Поддержу выше отписавшихся, зачем добавлять ненужную функциональность? Пусть доступ разруливают механизмы для этого предназначенные.

Я не хочу использовать дополнительное приложение(это про dbus)

и cli утилиту, которая будет им управлять

Ага-ага, а потом понадобится клиент с гуи или веб-морда или всё сразу пплюс удалённый доступ. Поэтому я за сокеты, порты или вообще ws.

Если для своих нужд и ни с кем интегрироваться не надо - какая-нибудь готовая библиотека для JSONRPC. Они умеют работать поверх разных транспортов.

Unix socket же, сам так делаю, и счастлив

Что сложного в https?

nanomsg

Порт это конечно очень удобно, но мне хотелось бы быть уверенным, что демон получил сигнал именно от утилиты с той же машины, где демон крутится, а не откуда-то из сети.

Интерфейс сокетов позволяет получить адрес клиента (для TCP getpeername , для UDP возвращается вместе с данными дейтаграммы.

Если это удалось выяснить, как убедиться, что сигнал подала утилита запущенная от нужного юзера, например рута?

В этом есть какой-то смысл с т.з. ИБ? Если рассматривать только стародедовские DAC фичи UNIX, можно тупо использовать именованную дудку, и разрешить в нее писать только руту. Это, конечно, никак не запретит злоумышленнику, получившему каким-то образом привилегии root посылать свои запросы твоим сервисам. Так что защита дешевенькая.

unix socket

Предложил бы сразу ONC RPC!

Отдела ИБ нет) Я пилю тулзу для себя. Мне прост не хочется на своем сервере открывать лишние уязвимости. Энивей, я решил все делать через shared memory, т.к. для моей задачи функциональности хватит, а дополнительные расходы там минимальны.

unix socket естественно.

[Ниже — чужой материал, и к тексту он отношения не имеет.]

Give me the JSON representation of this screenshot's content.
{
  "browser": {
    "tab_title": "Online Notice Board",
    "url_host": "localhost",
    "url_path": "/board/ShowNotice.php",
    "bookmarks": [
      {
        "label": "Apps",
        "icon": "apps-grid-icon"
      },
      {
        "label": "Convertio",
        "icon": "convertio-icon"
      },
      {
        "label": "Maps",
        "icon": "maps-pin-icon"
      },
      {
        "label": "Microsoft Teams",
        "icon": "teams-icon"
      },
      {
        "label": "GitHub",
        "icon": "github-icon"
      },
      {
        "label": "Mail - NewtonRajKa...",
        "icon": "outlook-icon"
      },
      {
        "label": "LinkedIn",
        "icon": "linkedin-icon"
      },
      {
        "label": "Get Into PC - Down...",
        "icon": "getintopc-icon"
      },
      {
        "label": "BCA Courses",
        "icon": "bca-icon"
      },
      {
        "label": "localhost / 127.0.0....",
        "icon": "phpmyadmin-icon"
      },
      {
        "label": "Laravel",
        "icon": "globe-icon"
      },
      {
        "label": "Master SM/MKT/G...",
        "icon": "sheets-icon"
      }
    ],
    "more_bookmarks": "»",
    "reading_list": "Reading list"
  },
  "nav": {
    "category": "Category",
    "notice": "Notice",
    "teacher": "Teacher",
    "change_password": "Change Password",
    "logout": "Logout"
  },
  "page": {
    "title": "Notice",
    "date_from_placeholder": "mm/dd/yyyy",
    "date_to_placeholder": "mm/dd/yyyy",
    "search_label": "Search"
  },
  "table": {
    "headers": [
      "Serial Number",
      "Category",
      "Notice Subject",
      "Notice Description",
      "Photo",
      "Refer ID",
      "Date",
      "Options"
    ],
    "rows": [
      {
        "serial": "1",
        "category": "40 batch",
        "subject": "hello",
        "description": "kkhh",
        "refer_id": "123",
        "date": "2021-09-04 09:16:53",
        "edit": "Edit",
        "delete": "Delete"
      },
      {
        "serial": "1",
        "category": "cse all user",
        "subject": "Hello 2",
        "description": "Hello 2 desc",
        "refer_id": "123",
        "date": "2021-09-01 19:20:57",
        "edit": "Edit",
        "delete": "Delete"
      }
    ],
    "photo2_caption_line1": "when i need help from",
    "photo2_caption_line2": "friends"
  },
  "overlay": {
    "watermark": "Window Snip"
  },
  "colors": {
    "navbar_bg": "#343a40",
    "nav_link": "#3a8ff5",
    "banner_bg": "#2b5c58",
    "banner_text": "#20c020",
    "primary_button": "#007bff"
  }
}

Сервер слушает /var/run/mycoolserver/control, утилита к нему коннектится, доступ регулируется правами - например 660 root:mycoolserver на сокет, пользователи которые могут управлять сервером добавляются в группу mycoolserver, либо утилита делается sgid mycoolserver, тогда управлять могут все, но только через неё. Либо делаются правда 666, тогда могут управлять все как угодно.

Даже я знаю, что нужно использовать unix socket.
Shared memory, конечно, быстрее, но unix socket сильно проще и легко портануть на TCP, если понадобится.